No amount of ignoring, coaxing, or putting up a happy/brave face seems to have helped in the years. Is this a case of me doing it all wrong? Quite possible, one could say.
The years from 2011-2014 had been particularly testing in a way that has been haunting ever since. For someone with not a lot of friends, books and spending time out with myself was the only escape for long.
But, how does one deal, when this becomes a precedent with immature individuals around? That ended up happening, around the troubling period and I had in an utter foolish manner decided to give up. Give up, not on people as I do lately, but on what kept my sanity. After all, I felt it would be selfish, when another uses it as precedent for what's killing them.
Probable that three years weren't much, probable that they were a little too much a stretch. Ends, I have lost the few friends I had given how I kept away from meeting them. Worse, even the practice of taking away on own seems so alien these days. But that's better I guess, given the worst; being in a place where you have none but yourself.
An eerie sense of similarity comes by, for the worst is in place not because I liked it, but because it worked for others. I wouldn't learn for long, but there's something for me to learn about myself, this way.
Dabbled this while thinking about things above, a while back. Thinking of what has happened as the outcome of those fateful years and those that I have been living now.
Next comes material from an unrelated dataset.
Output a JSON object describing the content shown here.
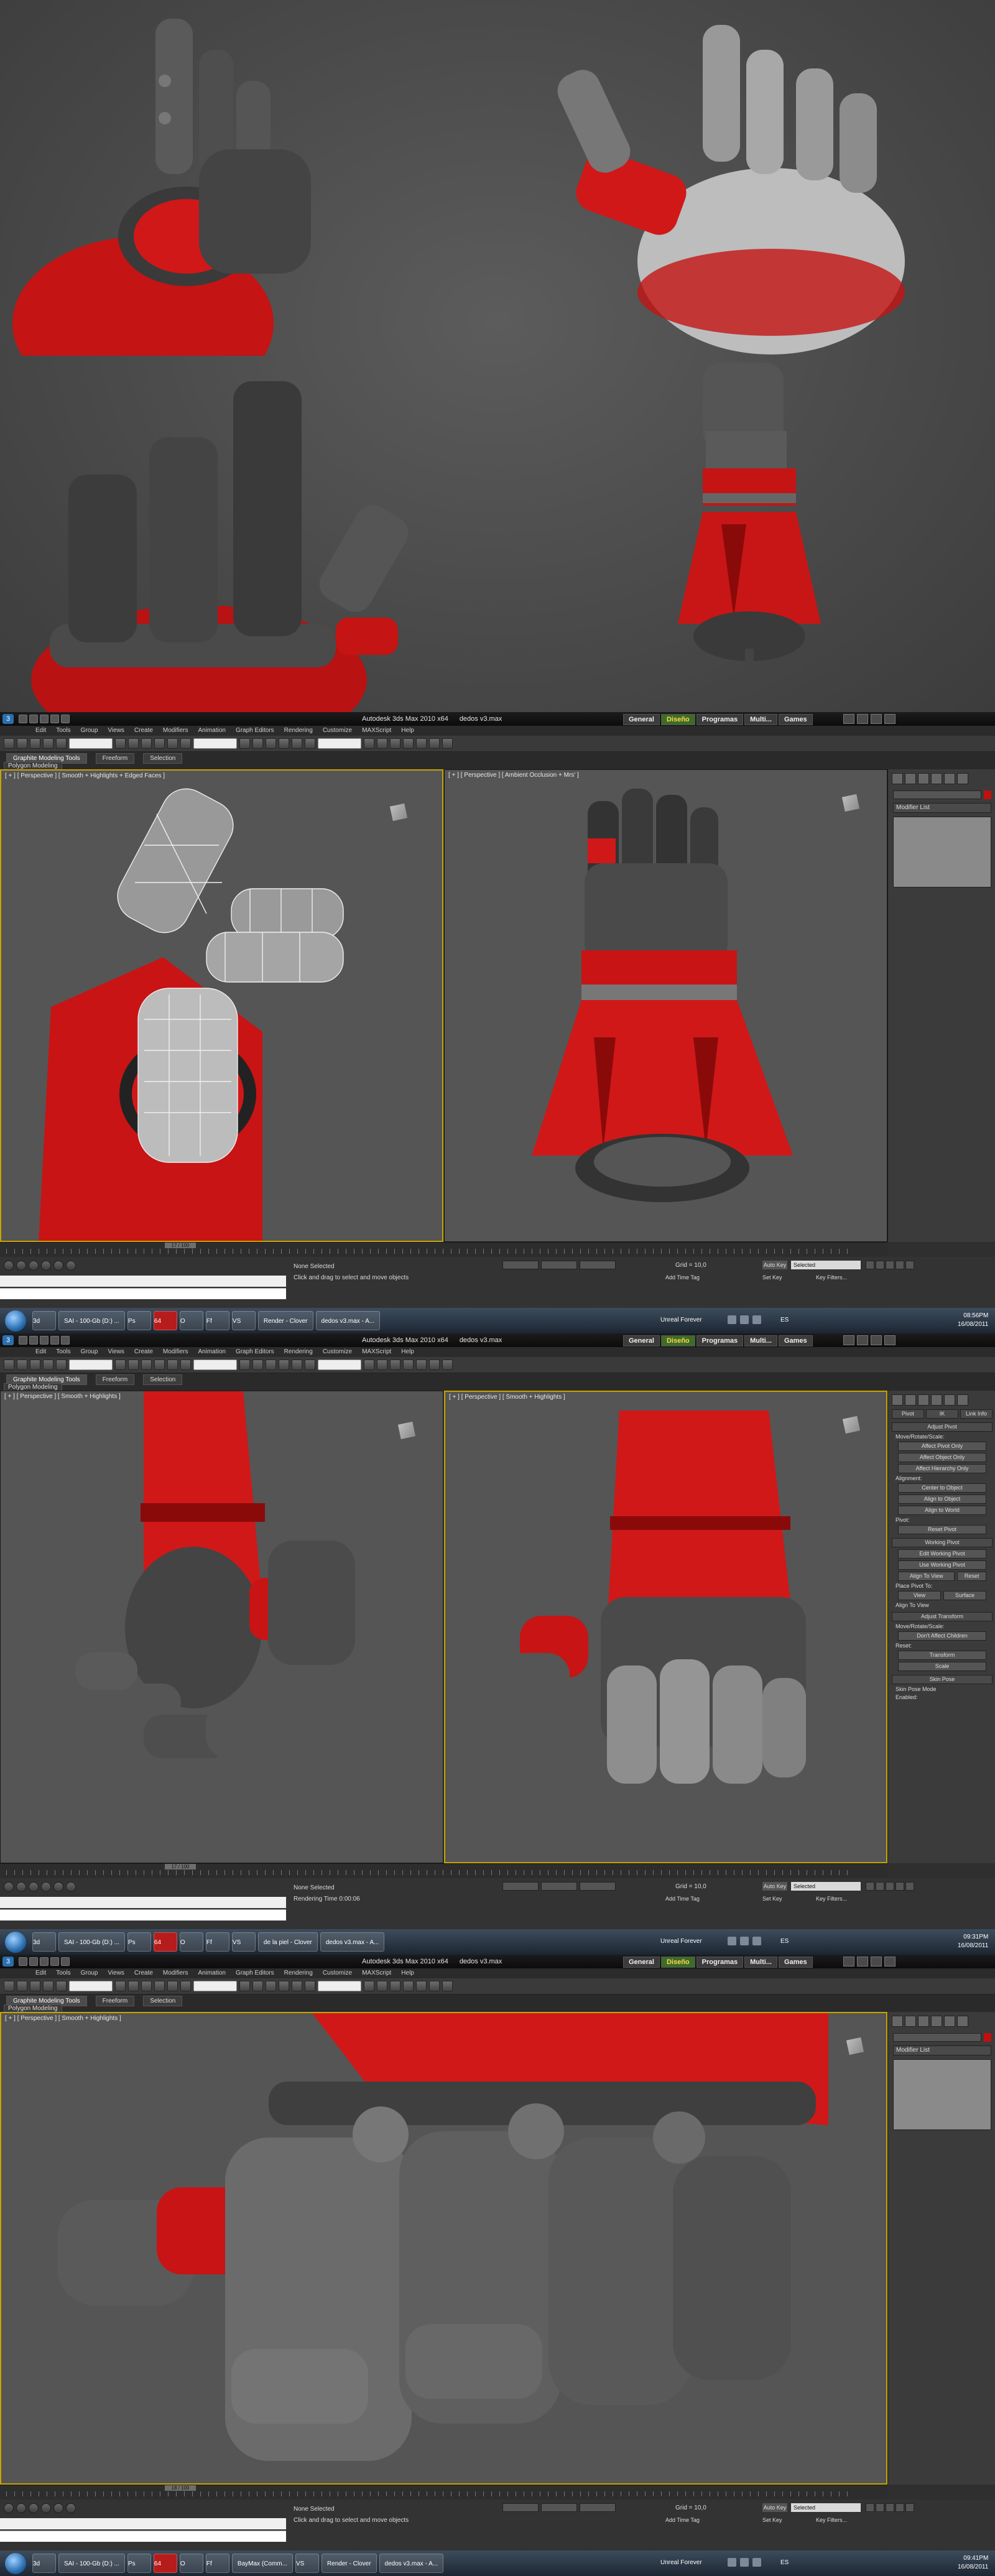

Hope might be what Red says, or what Andy says, but when it does not exist, what remains to say?
Smirk the young one's subtle, at showers of praise he had seen;
years have gone by he thought, tiding, vessel now a wreck.
Useful he was all along, alongside the beck that had been;
useless and filled much in sham, his use for them no long a reck.
"Nothing had changed," said the master, teapot noiseless around;
swung with when water had heat, drained once it goes on away.
Go forth the tea leaves my dear, uses where people surround;
so should I go on ahead, tending to what's gay and hay.
Makes not a master young lad, the path for us winding ahead;
leaves in here go to the pot, to plants and their usage to find.
Rejoicing as always they go, pain's semblance no longer dread;
go forth and make you the same, flourish in your garden, the mind.
Stands far away out the young, for his sake I gave up my tea;
his body and tea being oil, and water the two ended being.
I have not a drink for me master, a leaf neither left out to flee;
where do I go on ahead then, the brook here alas has a calling.
His smiles gentle more than ever, the master's ways always clever.
Hopes not for stream flowing on, the beauty to watch from the banks;
the leaves and teapot my boy, meant for your knife to sever.
Aside stood the young lad bemused, the master he thought always yanks.
Pensive you shan't be young one, they know not the pains of the leaf;
the leaf goes its own path along, to newer its pastures it finds.
It says not a word spent in all, of water and of all her blinds;
it gives all along as it goes, the leaf's life here certain so brief.
You would find in all something odd, utopic the thoughts here I say;
your shoes not mine also you may, the young days of mine come afore.
But not there we are neither here, the limbo is ours here to stay;
stride on the wave here my dear, the brook's destination's a shore.